Размер шрифта
-
+

Жребий праведных грешниц (сборник) - стр. 139

Степан поздоровался и пожелал приятного аппетита. Ему ответили с непонятным смешком, отвели глаза, только Петька гыгыкал и показывал зубы. Степан не успел спросить, в чем дело, как из их комнаты послышался детский плач.

Известно, что, когда баба рожает, мужики пребывают в состоянии паники и растерянности. Петр и работники, пока сидели во дворе, выкурили столько самосада, что в глазах позеленело. Так ведь это еще не их собственная баба рожала. Перепсиховавший, очумелый до блаженности отец только что родившегося ребенка часто бывает нелеп и потешен. Поэтому всем и хотелось посмотреть, как Степан отреагирует на новость. Он не обманул их ожиданий.

Побледнел, глаза выкатил и замамкал:

– Мамаша! Мамаша! Парася? Она родила?

Анфиса шумно втянула чай из блюдечка и кивнула со спокойным достоинством:

– Родила.

– Кого? – просипел Степан, от волнения потеряв голос.

И все покатились от хохота. Кроме Марфы, которая смотрела на Степана с любящей улыбкой. Но он и обычно-то к Марфе не приглядывался, а тут и вовсе ему было не до невестки.
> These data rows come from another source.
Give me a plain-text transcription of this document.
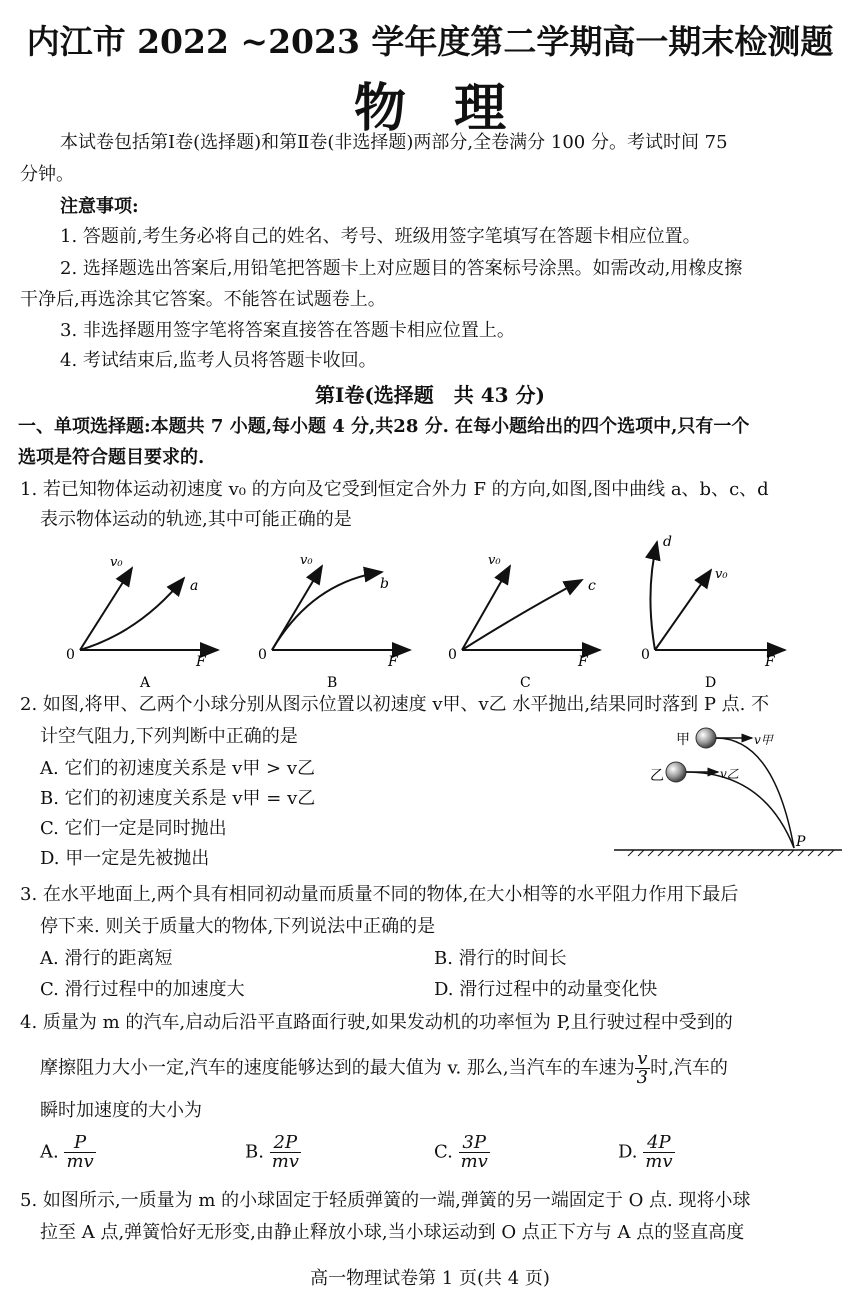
内江市 2022 ~2023 学年度第二学期高一期末检测题
物理
本试卷包括第Ⅰ卷(选择题)和第Ⅱ卷(非选择题)两部分,全卷满分 100 分。考试时间 75
分钟。
注意事项:
1. 答题前,考生务必将自己的姓名、考号、班级用签字笔填写在答题卡相应位置。
2. 选择题选出答案后,用铅笔把答题卡上对应题目的答案标号涂黑。如需改动,用橡皮擦
干净后,再选涂其它答案。不能答在试题卷上。
3. 非选择题用签字笔将答案直接答在答题卡相应位置上。
4. 考试结束后,监考人员将答题卡收回。
第Ⅰ卷(选择题　共 43 分)
一、单项选择题:本题共 7 小题,每小题 4 分,共28 分. 在每小题给出的四个选项中,只有一个
选项是符合题目要求的.
1. 若已知物体运动初速度 v₀ 的方向及它受到恒定合外力 F 的方向,如图,图中曲线 a、b、c、d
表示物体运动的轨迹,其中可能正确的是
v₀
a
0	F
A
v₀
b
0	F
B
v₀
c
0	F
C
d
v₀
0	F
D
2. 如图,将甲、乙两个小球分别从图示位置以初速度 v甲、v乙 水平抛出,结果同时落到 P 点. 不
计空气阻力,下列判断中正确的是
A. 它们的初速度关系是 v甲 > v乙
B. 它们的初速度关系是 v甲 = v乙
C. 它们一定是同时抛出
D. 甲一定是先被抛出
甲	v甲
乙	v乙
P
3. 在水平地面上,两个具有相同初动量而质量不同的物体,在大小相等的水平阻力作用下最后
停下来. 则关于质量大的物体,下列说法中正确的是
A. 滑行的距离短	B. 滑行的时间长
C. 滑行过程中的加速度大	D. 滑行过程中的动量变化快
4. 质量为 m 的汽车,启动后沿平直路面行驶,如果发动机的功率恒为 P,且行驶过程中受到的
摩擦阻力大小一定,汽车的速度能够达到的最大值为 v. 那么,当汽车的车速为 $\frac{v}{3}$ 时,汽车的
瞬时加速度的大小为
A. $\frac{P}{mv}$	B. $\frac{2P}{mv}$	C. $\frac{3P}{mv}$	D. $\frac{4P}{mv}$
5. 如图所示,一质量为 m 的小球固定于轻质弹簧的一端,弹簧的另一端固定于 O 点. 现将小球
拉至 A 点,弹簧恰好无形变,由静止释放小球,当小球运动到 O 点正下方与 A 点的竖直高度
高一物理试卷第 1 页(共 4 页)
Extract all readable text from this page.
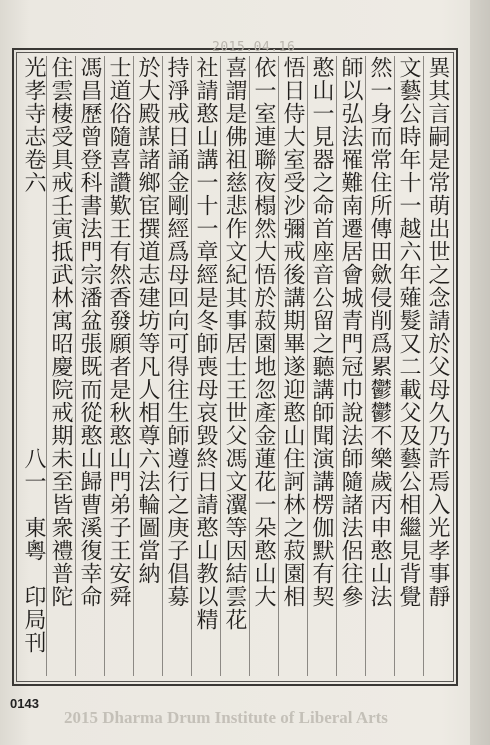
2015.04.16
異其言嗣是常萌出世之念請於父母久乃許焉入光孝事靜
文藝公時年十一越六年薙髮又二載父及藝公相繼見背覺
然一身而常住所傳田歛侵削爲累鬱鬱不樂歲丙申憨山法
師以弘法罹難南遷居會城青門冠巾說法師隨諸法侶往參
憨山一見器之命首座音公留之聽講師聞演講楞伽默有契
悟日侍大室受沙彌戒後講期畢遂迎憨山住訶林之菽園相
依一室連聯夜榻然大悟於菽園地忽產金蓮花一朵憨山大
喜謂是佛祖慈悲作文紀其事居士王世父馮文瀷等因結雲花
社請憨山講一十一章經是冬師喪母哀毀終日請憨山教以精
持淨戒日誦金剛經爲母回向可得往生師遵行之庚子倡募
於大殿謀諸鄉宦撰道志建坊等凡人相尊六法輪圖當納
士道俗隨喜讚歎王有然香發願者是秋憨山門弟子王安舜
馮昌歷曾登科書法門宗潘盆張既而從憨山歸曹溪復幸命
住雲棲受具戒壬寅抵武林寓昭慶院戒期未至皆衆禮普陀
光孝寺志卷六　　　　　　　　　　　八一　東粵　印局刊
0143
2015 Dharma Drum Institute of Liberal Arts
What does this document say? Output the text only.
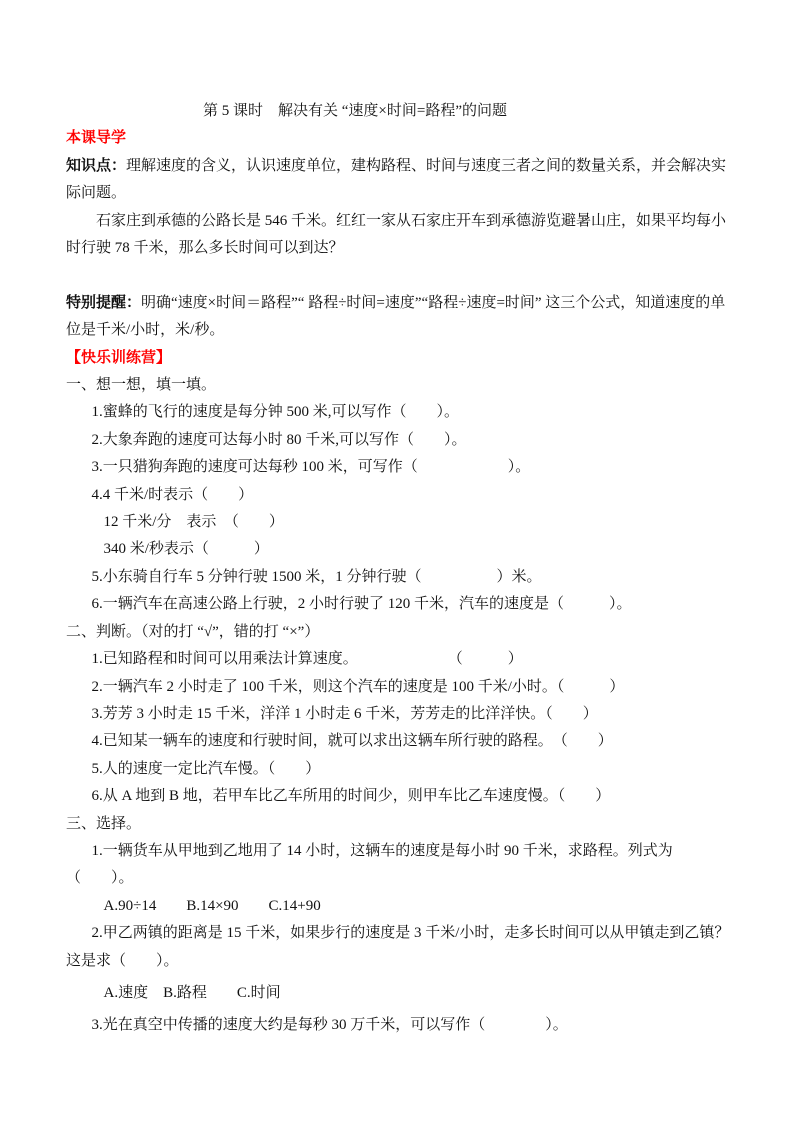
第 5 课时　解决有关 “速度×时间=路程”的问题
本课导学
知识点：理解速度的含义，认识速度单位，建构路程、时间与速度三者之间的数量关系，并会解决实际问题。
石家庄到承德的公路长是 546 千米。红红一家从石家庄开车到承德游览避暑山庄，如果平均每小时行驶 78 千米，那么多长时间可以到达？
特别提醒：明确“速度×时间＝路程”“ 路程÷时间=速度”“路程÷速度=时间” 这三个公式，知道速度的单位是千米/小时，米/秒。
【快乐训练营】
一、想一想，填一填。
1.蜜蜂的飞行的速度是每分钟 500 米,可以写作（　　）。
2.大象奔跑的速度可达每小时 80 千米,可以写作（　　）。
3.一只猎狗奔跑的速度可达每秒 100 米，可写作（　　　　　　）。
4.4 千米/时表示（　　）
12 千米/分　表示　（　　）
340 米/秒表示（　　　）
5.小东骑自行车 5 分钟行驶 1500 米，1 分钟行驶（　　　　　）米。
6.一辆汽车在高速公路上行驶，2 小时行驶了 120 千米，汽车的速度是（　　　）。
二、判断。（对的打 “√”，错的打 “×”）
1.已知路程和时间可以用乘法计算速度。　　　　　　　（　　　）
2.一辆汽车 2 小时走了 100 千米，则这个汽车的速度是 100 千米/小时。（　　　）
3.芳芳 3 小时走 15 千米，洋洋 1 小时走 6 千米，芳芳走的比洋洋快。（　　）
4.已知某一辆车的速度和行驶时间，就可以求出这辆车所行驶的路程。　（　　）
5.人的速度一定比汽车慢。（　　）
6.从 A 地到 B 地，若甲车比乙车所用的时间少，则甲车比乙车速度慢。（　　）
三、选择。
1.一辆货车从甲地到乙地用了 14 小时，这辆车的速度是每小时 90 千米，求路程。列式为（　　）。
A.90÷14　　B.14×90　　C.14+90
2.甲乙两镇的距离是 15 千米，如果步行的速度是 3 千米/小时，走多长时间可以从甲镇走到乙镇？这是求（　　）。
A.速度　B.路程　　C.时间
3.光在真空中传播的速度大约是每秒 30 万千米，可以写作（　　　　）。
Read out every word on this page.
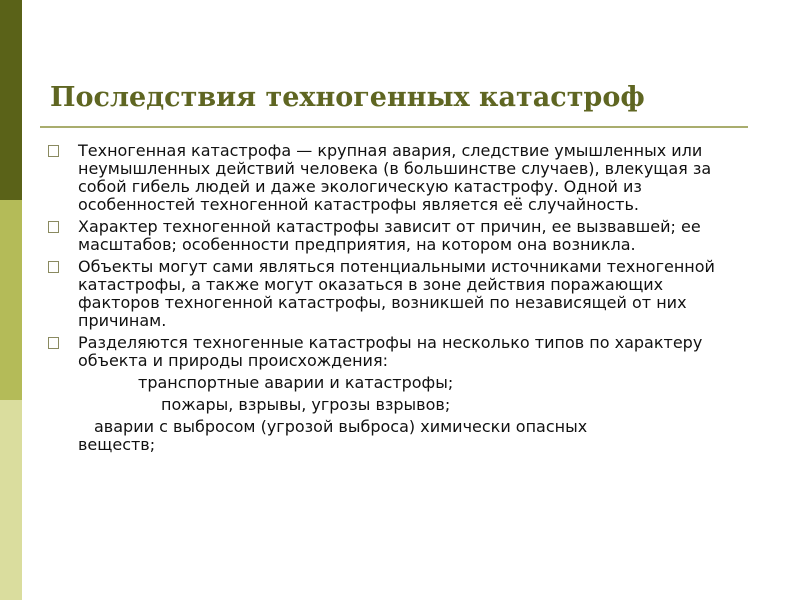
Последствия техногенных катастроф
Техногенная катастрофа — крупная авария, следствие умышленных или неумышленных действий человека (в большинстве случаев), влекущая за собой гибель людей и даже экологическую катастрофу. Одной из особенностей техногенной катастрофы является её случайность.
Характер техногенной катастрофы зависит от причин, ее вызвавшей; ее масштабов; особенности предприятия, на котором она возникла.
Объекты могут сами являться потенциальными источниками техногенной катастрофы, а также могут оказаться в зоне действия поражающих факторов техногенной катастрофы, возникшей по независящей от них причинам.
Разделяются техногенные катастрофы на несколько типов по характеру объекта и природы происхождения:
транспортные аварии и катастрофы;
пожары, взрывы, угрозы взрывов;
аварии с выбросом (угрозой выброса) химически опасных
веществ;
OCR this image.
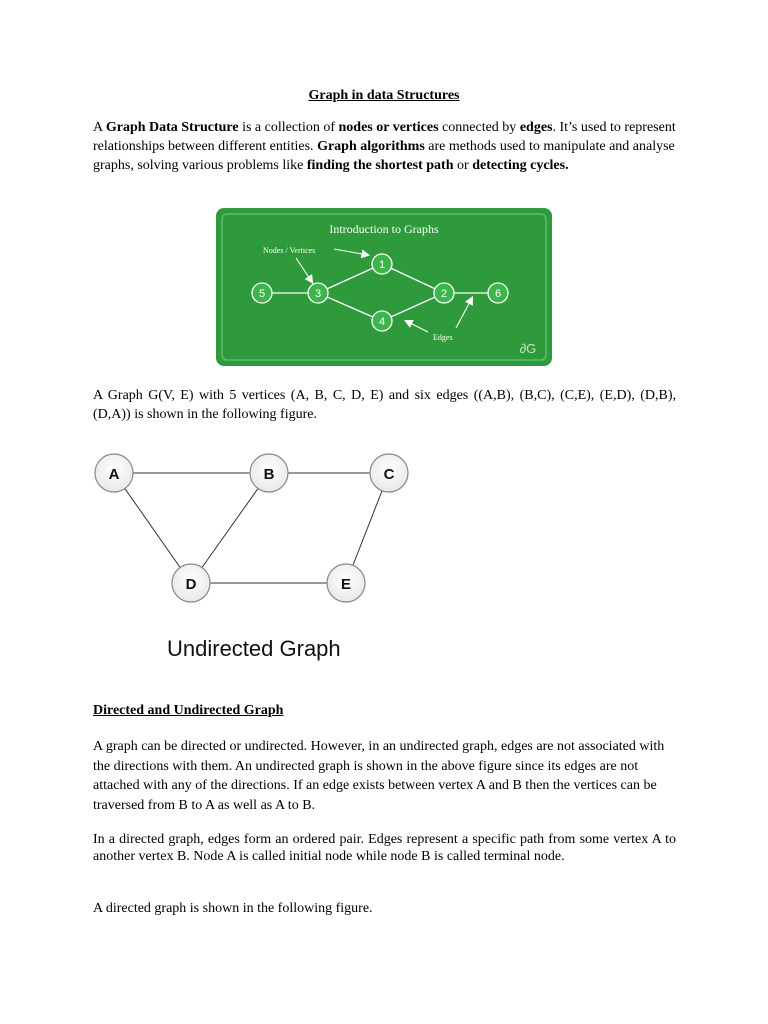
Graph in data Structures
A Graph Data Structure is a collection of nodes or vertices connected by edges. It’s used to represent relationships between different entities. Graph algorithms are methods used to manipulate and analyse graphs, solving various problems like finding the shortest path or detecting cycles.
Introduction to Graphs
Nodes / Vertices
Edges
5	3
1
4
2	6
∂G
A Graph G(V, E) with 5 vertices (A, B, C, D, E) and six edges ((A,B), (B,C), (C,E), (E,D), (D,B), (D,A)) is shown in the following figure.
A	B	C
D	E
Undirected Graph
Directed and Undirected Graph
A graph can be directed or undirected. However, in an undirected graph, edges are not associated with the directions with them. An undirected graph is shown in the above figure since its edges are not attached with any of the directions. If an edge exists between vertex A and B then the vertices can be traversed from B to A as well as A to B.
In a directed graph, edges form an ordered pair. Edges represent a specific path from some vertex A to another vertex B. Node A is called initial node while node B is called terminal node.
A directed graph is shown in the following figure.
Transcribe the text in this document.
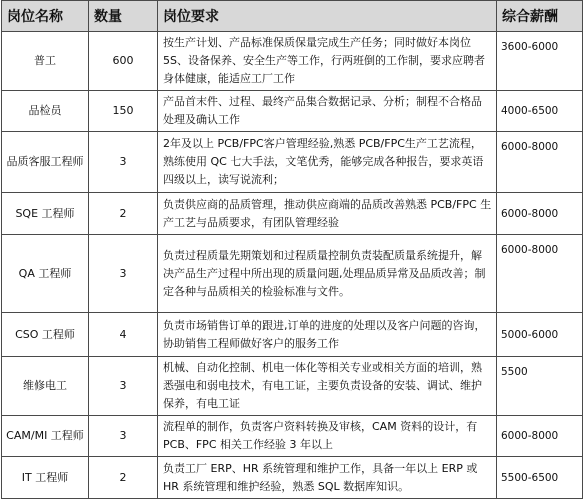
岗位名称	数量	岗位要求	综合薪酬
普工	600	按生产计划、产品标准保质保量完成生产任务；同时做好本岗位5S、设备保养、安全生产等工作，行两班倒的工作制，要求应聘者身体健康，能适应工厂工作	3600-6000
品检员	150	产品首末件、过程、最终产品集合数据记录、分析；制程不合格品处理及确认工作	4000-6500
品质客服工程师	3	2年及以上 PCB/FPC客户管理经验,熟悉 PCB/FPC生产工艺流程，熟练使用 QC 七大手法，文笔优秀，能够完成各种报告，要求英语四级以上，读写说流利；	6000-8000
SQE 工程师	2	负责供应商的品质管理，推动供应商端的品质改善熟悉 PCB/FPC 生产工艺与品质要求，有团队管理经验	6000-8000
QA 工程师	3	负责过程质量先期策划和过程质量控制负责装配质量系统提升，解决产品生产过程中所出现的质量问题,处理品质异常及品质改善；制定各种与品质相关的检验标准与文件。	6000-8000
CSO 工程师	4	负责市场销售订单的跟进,订单的进度的处理以及客户问题的咨询，协助销售工程师做好客户的服务工作	5000-6000
维修电工	3	机械、自动化控制、机电一体化等相关专业或相关方面的培训，熟悉强电和弱电技术，有电工证，主要负责设备的安装、调试、维护保养，有电工证	5500
CAM/MI 工程师	3	流程单的制作，负责客户资料转换及审核，CAM 资料的设计，有 PCB、FPC 相关工作经验 3 年以上	6000-8000
IT 工程师	2	负责工厂 ERP、HR 系统管理和维护工作，具备一年以上 ERP 或HR 系统管理和维护经验，熟悉 SQL 数据库知识。	5500-6500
– Не мышонка, не лягушку, а неведому зверушку, – весело сообщила теща Наталья Егоровна, тут же присутствовавшая.

– Двух зверушек, – уточнила хихикающая Нюраня.

Степан шуток сейчас не понимал:

– Мамаша?

– Иди уж к ним, – смилостивилась Анфиса. – Бог тебе сыночков послал.

– Насчет бога я бы поспорил, – возразил пьяненький доктор.

– Степан рук не помыл, – сказала ему Нюраня, которая в последнее время взяла привычку все учителю доносить.

– Да разве с вами, чумазыми, справишься? – благодушно икнул Василий Кузьмич.


Еремей напрасно надеялся, что после рыданий и акта небывало страстной любви его жена переменится – станет мягкой, покладистой, чувственной. Вечером Анфиса была тихой и благодушной, а наутро как прежде – строгий командир, придирчивый генерал, злая баба.

Анфиса, хотя и пережила небывалое потрясение и счастье, выводы сделала противоположные тем, которых ожидал Еремей. Анфисе было стыдно за слабость – точно как после того, когда пьяная сидела в луже и дурашливо смеялась. Ее стыд правильнее было бы назвать досадой, потому что стыдиться, как стыдятся обычно люди, Анфиса не умела. А свою досаду срывала на окружающих. Она отдавала себе отчет в том, что пиханье с мужем оказалось небывало приятным, даже заорала в конце. Но эта приятность есть срам. Много лет назад ей рассказывали, что продажные бабы специально стонут под мужиками, чтобы больше денег получить. Но она-то, Анфиса, не шлюха позорная и чреслами не зарабатывает! Более такое повторяться не должно.

Муж ловил гневные взгляды Анфисы и не понимал, в чем еще провинился. А потом выкинул из головы мысли о жене. Он давно научился жить в своем внутреннем мире, выглядывать из него по крайней необходимости и на короткое время.